As I was out thrift shopping the other day, I came across a book titled “Women’s bodies, women’s wisdom: Creating physician and emotional health and healing” by Dr. C. Northrup. I have just been perusing the titles of the chapters and introduction since I have not had the time to read the entire 1000 page book. One theme that keeps emerging in this book is the coalescing of inner and external modes of health and healing. In a Buberian sense, Dr. Northrup emphasizes the immediate presence that combines past and future modes of living. There appears to be a temporal and spatial mending of embodiment that is lived in the moment that suspends some meanings from the past and future. However, the readings for this week remind us how significant the past is to understanding the meanings that will come to pave the future course of resistance.   

Douglas discussed how embodiment, understood in relation to Black faith, is both the creation of good and embodied through our humanity. Douglas continues to explain that authenticity arises from our interdependent connections with one another and in relation to divinity. Authenticity is understood as the divine connection between beings and God. However, this authenticity is hindered due to White cultural exploitations of Black sexuality. Douglas explains that this creates a disconnect that alienates the body to achieving authentic embodiment. This article reminded me of Du Bois double consciousness, the idea that white stereotypes are inscribed upon black life even though through reflection different meanings emerge. However, Anzaldua takes this idea one step further in her exploration of mestiza consciousness.

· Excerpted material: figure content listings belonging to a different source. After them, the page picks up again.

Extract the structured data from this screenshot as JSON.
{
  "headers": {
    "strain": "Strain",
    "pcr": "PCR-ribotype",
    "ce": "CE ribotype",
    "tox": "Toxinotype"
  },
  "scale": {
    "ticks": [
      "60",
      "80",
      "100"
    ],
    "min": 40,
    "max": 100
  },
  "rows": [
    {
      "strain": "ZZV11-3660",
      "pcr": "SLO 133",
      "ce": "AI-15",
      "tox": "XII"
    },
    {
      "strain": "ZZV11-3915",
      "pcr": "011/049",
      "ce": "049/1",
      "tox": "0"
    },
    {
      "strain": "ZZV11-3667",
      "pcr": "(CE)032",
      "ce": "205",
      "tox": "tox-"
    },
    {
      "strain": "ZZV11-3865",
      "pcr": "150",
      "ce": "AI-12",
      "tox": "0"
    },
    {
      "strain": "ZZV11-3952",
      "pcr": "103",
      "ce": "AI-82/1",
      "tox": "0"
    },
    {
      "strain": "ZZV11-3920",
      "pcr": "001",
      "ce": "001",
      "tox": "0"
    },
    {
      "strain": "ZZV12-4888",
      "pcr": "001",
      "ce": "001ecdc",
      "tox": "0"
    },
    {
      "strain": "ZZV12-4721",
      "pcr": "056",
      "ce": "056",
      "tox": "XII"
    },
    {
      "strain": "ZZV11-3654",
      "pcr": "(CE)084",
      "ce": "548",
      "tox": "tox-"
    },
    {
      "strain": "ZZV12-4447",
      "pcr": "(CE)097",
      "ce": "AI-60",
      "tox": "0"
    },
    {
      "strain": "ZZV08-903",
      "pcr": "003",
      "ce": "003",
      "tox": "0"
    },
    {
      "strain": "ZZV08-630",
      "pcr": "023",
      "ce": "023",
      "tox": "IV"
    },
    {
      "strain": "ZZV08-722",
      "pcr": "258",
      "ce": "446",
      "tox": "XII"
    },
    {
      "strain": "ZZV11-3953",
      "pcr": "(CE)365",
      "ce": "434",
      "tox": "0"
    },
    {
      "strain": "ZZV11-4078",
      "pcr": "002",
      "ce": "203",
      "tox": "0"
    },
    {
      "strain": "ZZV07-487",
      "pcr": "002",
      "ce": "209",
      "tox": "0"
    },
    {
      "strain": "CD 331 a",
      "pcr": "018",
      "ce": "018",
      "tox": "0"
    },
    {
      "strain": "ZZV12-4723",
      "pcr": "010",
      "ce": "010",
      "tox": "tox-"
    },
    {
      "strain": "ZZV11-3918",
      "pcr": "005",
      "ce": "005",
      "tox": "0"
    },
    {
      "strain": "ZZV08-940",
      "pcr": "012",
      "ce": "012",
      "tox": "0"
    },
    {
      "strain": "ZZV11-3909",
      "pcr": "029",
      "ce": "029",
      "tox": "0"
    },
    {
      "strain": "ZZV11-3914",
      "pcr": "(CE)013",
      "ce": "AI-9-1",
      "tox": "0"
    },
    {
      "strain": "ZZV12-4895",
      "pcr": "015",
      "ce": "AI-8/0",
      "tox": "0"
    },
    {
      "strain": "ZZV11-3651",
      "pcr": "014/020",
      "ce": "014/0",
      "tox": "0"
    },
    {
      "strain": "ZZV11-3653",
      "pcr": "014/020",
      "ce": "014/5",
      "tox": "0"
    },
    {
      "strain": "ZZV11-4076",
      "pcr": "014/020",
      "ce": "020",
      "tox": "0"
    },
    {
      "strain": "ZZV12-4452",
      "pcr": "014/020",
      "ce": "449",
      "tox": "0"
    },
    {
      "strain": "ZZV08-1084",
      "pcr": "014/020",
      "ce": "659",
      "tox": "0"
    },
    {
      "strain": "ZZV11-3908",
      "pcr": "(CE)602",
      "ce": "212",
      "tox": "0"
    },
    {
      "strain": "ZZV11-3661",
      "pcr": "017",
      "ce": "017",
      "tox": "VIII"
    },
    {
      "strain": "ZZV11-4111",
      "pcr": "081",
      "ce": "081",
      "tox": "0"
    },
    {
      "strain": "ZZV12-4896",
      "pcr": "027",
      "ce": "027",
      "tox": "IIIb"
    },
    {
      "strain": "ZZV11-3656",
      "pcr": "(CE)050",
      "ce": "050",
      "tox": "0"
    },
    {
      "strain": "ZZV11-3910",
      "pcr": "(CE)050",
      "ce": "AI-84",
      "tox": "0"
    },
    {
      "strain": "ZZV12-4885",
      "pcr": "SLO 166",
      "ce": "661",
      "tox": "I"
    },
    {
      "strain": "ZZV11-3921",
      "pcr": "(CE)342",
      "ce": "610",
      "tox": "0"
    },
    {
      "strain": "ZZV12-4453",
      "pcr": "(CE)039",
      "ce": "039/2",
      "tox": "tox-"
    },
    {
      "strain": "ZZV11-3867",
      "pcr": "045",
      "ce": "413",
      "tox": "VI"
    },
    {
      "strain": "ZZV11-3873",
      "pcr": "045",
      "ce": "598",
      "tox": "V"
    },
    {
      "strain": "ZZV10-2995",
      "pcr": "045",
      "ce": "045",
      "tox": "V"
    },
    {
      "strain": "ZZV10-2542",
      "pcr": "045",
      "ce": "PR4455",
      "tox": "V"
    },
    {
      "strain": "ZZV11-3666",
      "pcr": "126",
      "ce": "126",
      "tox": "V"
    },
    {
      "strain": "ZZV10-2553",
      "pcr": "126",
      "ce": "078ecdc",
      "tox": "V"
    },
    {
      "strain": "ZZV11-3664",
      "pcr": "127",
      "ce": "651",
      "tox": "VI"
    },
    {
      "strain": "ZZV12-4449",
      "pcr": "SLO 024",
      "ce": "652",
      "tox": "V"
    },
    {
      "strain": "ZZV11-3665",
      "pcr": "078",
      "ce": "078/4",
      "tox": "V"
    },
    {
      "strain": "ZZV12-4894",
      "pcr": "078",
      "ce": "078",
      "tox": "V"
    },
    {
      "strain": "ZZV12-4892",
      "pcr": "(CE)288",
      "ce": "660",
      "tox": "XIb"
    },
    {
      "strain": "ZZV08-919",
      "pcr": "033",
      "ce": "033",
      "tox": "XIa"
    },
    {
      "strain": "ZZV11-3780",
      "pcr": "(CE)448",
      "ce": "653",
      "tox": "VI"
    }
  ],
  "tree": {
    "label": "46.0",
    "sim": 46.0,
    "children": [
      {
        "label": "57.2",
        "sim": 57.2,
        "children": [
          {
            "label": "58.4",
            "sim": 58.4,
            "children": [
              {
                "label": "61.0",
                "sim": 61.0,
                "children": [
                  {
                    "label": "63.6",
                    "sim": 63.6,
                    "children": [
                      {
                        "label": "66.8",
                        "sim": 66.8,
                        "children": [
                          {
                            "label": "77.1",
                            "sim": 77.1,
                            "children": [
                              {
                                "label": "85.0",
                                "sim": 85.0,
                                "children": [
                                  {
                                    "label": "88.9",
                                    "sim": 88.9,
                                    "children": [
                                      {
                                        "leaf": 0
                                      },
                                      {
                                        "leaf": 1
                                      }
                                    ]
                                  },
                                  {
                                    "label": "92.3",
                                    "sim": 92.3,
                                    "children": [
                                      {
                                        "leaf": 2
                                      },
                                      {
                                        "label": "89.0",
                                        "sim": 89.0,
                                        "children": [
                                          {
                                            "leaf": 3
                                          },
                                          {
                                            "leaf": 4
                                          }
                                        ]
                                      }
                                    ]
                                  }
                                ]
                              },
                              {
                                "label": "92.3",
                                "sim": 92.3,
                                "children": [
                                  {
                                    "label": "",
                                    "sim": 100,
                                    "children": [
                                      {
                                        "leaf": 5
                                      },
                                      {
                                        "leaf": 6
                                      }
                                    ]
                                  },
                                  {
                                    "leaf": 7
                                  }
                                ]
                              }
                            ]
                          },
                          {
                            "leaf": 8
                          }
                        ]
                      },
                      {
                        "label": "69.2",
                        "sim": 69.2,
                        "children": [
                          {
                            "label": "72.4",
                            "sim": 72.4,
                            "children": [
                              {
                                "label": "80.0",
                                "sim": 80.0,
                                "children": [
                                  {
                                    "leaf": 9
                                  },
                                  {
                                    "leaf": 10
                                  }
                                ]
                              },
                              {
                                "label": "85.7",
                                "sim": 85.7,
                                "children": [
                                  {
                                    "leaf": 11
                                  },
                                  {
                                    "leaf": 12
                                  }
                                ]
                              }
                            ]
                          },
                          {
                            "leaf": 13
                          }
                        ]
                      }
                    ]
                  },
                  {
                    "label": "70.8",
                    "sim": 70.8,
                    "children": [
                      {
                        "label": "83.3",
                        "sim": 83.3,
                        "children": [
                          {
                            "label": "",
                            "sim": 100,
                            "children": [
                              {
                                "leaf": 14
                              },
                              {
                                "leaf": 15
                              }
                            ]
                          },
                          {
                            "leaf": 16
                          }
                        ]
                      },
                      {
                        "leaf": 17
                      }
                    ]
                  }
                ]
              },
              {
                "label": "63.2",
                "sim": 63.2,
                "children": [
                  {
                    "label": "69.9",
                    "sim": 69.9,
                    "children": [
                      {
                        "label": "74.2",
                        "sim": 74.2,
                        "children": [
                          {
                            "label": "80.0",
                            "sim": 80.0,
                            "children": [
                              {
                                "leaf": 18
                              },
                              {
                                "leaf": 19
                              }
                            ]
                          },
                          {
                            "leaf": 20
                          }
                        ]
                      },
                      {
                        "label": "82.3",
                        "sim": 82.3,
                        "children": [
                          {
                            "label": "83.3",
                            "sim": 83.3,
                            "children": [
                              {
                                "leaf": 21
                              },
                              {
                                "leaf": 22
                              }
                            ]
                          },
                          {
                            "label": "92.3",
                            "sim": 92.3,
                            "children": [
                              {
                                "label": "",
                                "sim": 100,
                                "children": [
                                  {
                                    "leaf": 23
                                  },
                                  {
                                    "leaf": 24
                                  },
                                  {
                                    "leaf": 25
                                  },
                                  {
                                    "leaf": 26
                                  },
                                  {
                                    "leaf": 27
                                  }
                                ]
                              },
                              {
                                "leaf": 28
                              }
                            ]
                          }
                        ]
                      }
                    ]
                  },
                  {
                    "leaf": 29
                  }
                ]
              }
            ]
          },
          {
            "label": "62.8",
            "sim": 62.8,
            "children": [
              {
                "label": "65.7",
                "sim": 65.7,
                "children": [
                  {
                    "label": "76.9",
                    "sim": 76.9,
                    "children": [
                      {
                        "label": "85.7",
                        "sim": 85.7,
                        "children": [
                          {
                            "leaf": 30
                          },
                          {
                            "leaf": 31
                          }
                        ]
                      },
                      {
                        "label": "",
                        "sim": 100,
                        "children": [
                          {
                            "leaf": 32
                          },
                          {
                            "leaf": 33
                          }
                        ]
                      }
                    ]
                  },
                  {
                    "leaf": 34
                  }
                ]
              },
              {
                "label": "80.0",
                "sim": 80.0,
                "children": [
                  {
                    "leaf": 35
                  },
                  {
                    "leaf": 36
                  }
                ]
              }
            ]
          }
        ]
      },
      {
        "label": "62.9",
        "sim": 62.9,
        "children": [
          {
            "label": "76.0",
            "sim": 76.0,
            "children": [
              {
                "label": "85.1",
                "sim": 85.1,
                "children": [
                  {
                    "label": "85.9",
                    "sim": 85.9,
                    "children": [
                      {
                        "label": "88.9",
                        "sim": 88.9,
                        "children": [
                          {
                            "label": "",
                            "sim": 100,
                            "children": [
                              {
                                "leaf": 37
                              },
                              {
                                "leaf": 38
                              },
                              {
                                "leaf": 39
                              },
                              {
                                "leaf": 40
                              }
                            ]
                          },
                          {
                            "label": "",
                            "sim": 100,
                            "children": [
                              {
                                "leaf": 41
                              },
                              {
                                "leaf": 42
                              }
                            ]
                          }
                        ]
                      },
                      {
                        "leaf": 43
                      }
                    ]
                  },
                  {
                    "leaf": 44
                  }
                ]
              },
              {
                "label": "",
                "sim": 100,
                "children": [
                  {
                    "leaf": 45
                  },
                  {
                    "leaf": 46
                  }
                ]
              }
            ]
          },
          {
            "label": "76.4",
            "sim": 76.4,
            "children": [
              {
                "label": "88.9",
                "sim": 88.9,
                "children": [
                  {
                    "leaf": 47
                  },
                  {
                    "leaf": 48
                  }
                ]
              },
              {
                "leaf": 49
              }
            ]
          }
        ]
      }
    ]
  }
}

I believe, like Anzaldua, the scars from our past may heal but we always carry them with us. Her idea of mestiza consciousness breaks apart binaries and reintroduces a polysemic understanding of identity. Each meaning carries a piece of the past that comes to inform us of who we are in the present and for the future. For Hogan, she was reclaiming the mythical past by recontextualizing the historical moments that connect us all together. For Al-Shaykh, she questioned how much the past is shaped by the culture relative to your experience and environment. This starts to become a question about identity-politics. As a white, middle class female, I have not experienced racial disparity. All I can do is listen in order to understanding differences we embody as best I can in order for as Douglas argues authenticity to transpire. By listen, I mean listening otherwise in the way that Levinas explores listening which involves: compassion, sympathy, and understanding. 

The unwillingness to listen appears to be a problem in today’s society. When I teach, I use an entire day on what it means to listen otherwise. Some of my students are intrigued by this idea so I will send them additional studies. However, I still am not sure how or what we can do to promote active listening in today’s society. I do firmly believe that this might be one of the first steps towards answering Hogan’s plea that “We are in need of an integrity of being that recognizes this disregarded inner world” (1994, p. 168).